Hal ini terlalu ironi, mengingat seorang pimpinan KPK yang dulunya melalui uji kelayakan, akhirnya merasa tidak mampu mengatasi polemik yang menimpa badan yang menaunginya. Indikasi jika Agus Rahardjo menemui kegagalan dalam memimpin kehormatan lembaga yang dipimpin, pertama kali terbaca oleh Direktur Lokataru Foundation Haris Azhar. Ialah orang pertama yang secara jelas menyatakan kejanggalan tersebut.
Pendapat lain datang dari mantan petinggi KPK, Antasari Azhar yang menegaskan jika sikap ketua KPK ini dinilai tidak dewasa. Ia juga menyayangkan hal tersebut, mengingat PR presiden juga sangat banyak. Kalangan akademis turut berkomentar, yakni Fahri Bachmi selaku Pakar Hukum Tata Negara. Menyatakan jika penyerahan mandat KPK kepada kepala negara dinilai melanggar sistem hukum ketatanegaraan serta konstitusi.

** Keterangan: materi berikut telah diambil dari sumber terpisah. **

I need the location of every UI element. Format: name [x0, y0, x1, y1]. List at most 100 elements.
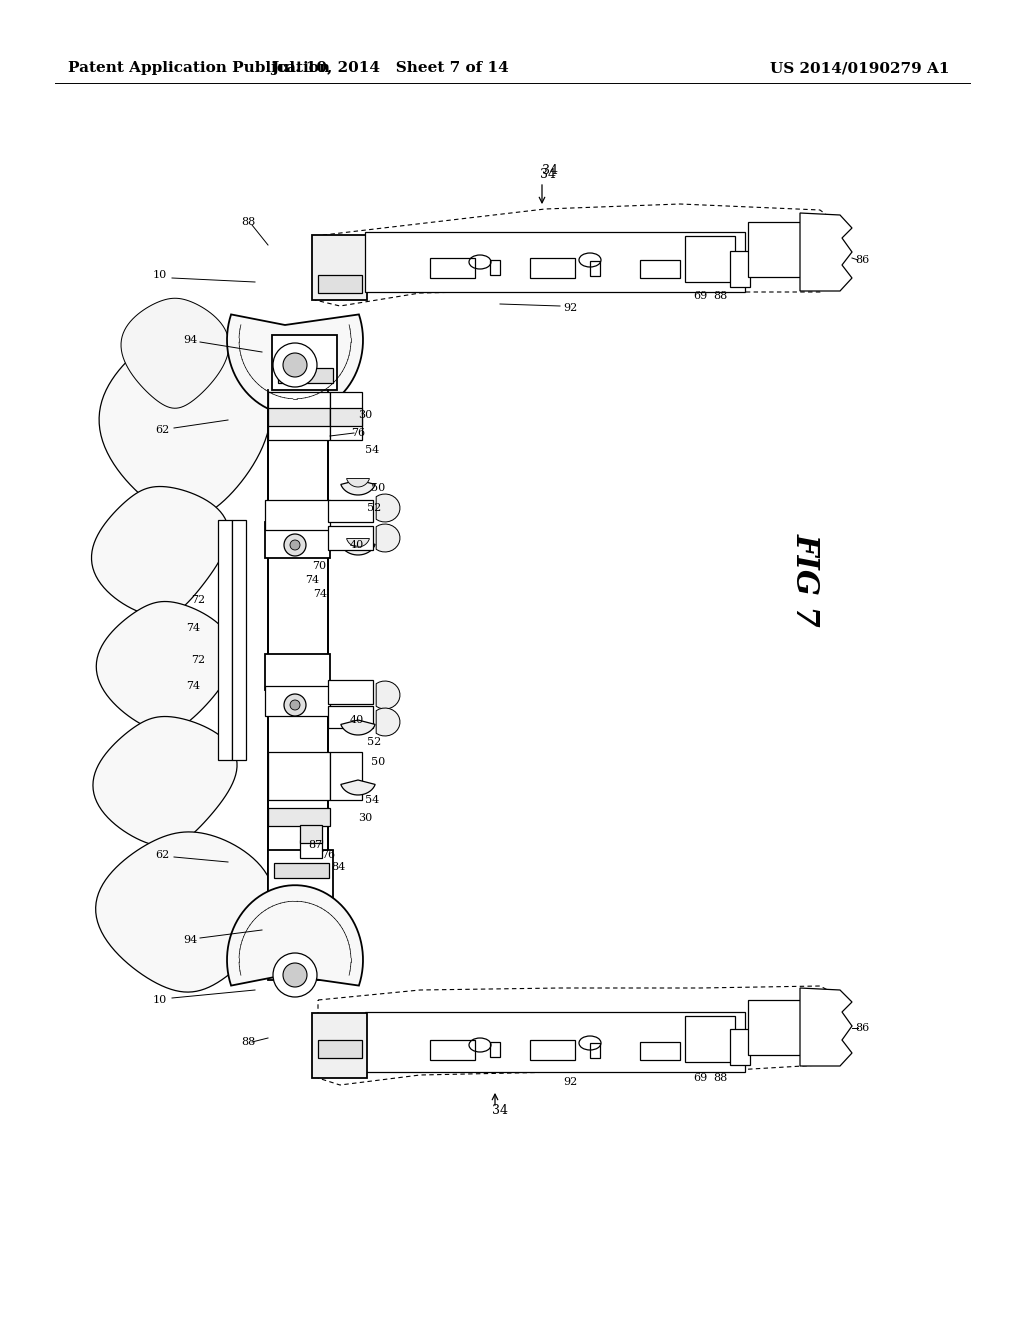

Beda lagi dengan ICW, Indonesia Corruption Watch yang terkesan mendukung kebijakan Agus. ICW menganggap jika penyerahan mandat ini sebagai luapan rasa kekecewaan akan kinerja para pimpinannya. ICW menilai negara telah mengabaikan KPK lewat rencana Revisi UU serta pemilihan calon pimpinan calon bermasalah. Dugaan pelemahan yang diutarakan ICW ini sudah bukan oleh oknum namun, negara. Baik dari pihak DPR yang berkolaborasi ingin melemahkan lembaga antirasuah ini.

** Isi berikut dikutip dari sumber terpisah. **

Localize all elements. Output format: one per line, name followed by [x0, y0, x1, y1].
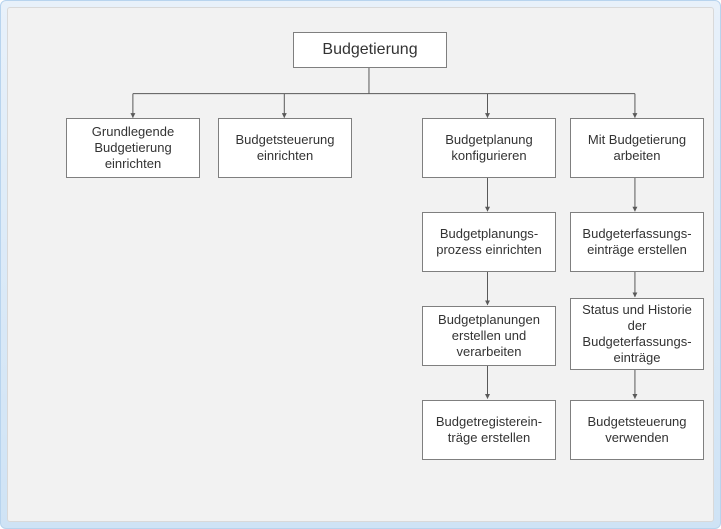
node-c4c: Budgetsteuerung verwenden: [570, 400, 704, 460]
node-c2: Budgetsteuerung einrichten: [218, 118, 352, 178]
node-c4a: Budgeterfassungs­einträge erstellen: [570, 212, 704, 272]
node-c3a: Budgetplanungs­prozess einrichten: [422, 212, 556, 272]
node-c3b: Budgetplanungen erstellen und verarbeite…: [422, 306, 556, 366]
node-c4: Mit Budgetierung arbeiten: [570, 118, 704, 178]
diagram-canvas: Budgetierung Grundlegende Budgetierung ei…: [7, 7, 714, 522]
node-root: Budgetierung: [293, 32, 447, 68]
node-c3: Budgetplanung konfigurieren: [422, 118, 556, 178]
node-c1: Grundlegende Budgetierung einrichten: [66, 118, 200, 178]
node-c4b: Status und Historie der Budgeterfassungs…: [570, 298, 704, 370]
outer-frame: Budgetierung Grundlegende Budgetierung ei…: [0, 0, 721, 529]
node-c3c: Budgetregisterein­träge erstellen: [422, 400, 556, 460]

Lebih lanjut, apakah Agus Rahardjo selaku pimpinan KPK ini tidak mengerti akan UU KPK yang berkaitan dengan berakhirnya masa jabatan. Merujuk pada pasal 32 UU KPK disebutkan bahwa, seorang pimpinan KPK akan berhenti masa jabatannya apabila terdapat hal-hal yang mempengaruhi. Antara lain, akibat meninggal dunia, menjadi terdakwa karena tindak kejahatan, berhalangan atau tidak dapat melaksanakan tugasnya hingga 3 bulan terus menerus. Termasuk Mengundurkan diri maupun dikenai sanksi berdasarkan atas Undang-Undang ini.
Terlepas dari seluruh carut marut yang ada, hendaknya Agus Rahardjo mampu bersikap kompeten dalam mengampu jabatannya. Jika ia telah mengambil keputusan seperti yang dijabarkan diatas, wajar saja jika nantinya Sang Pemimpin KPK siap menerima Kartu merah.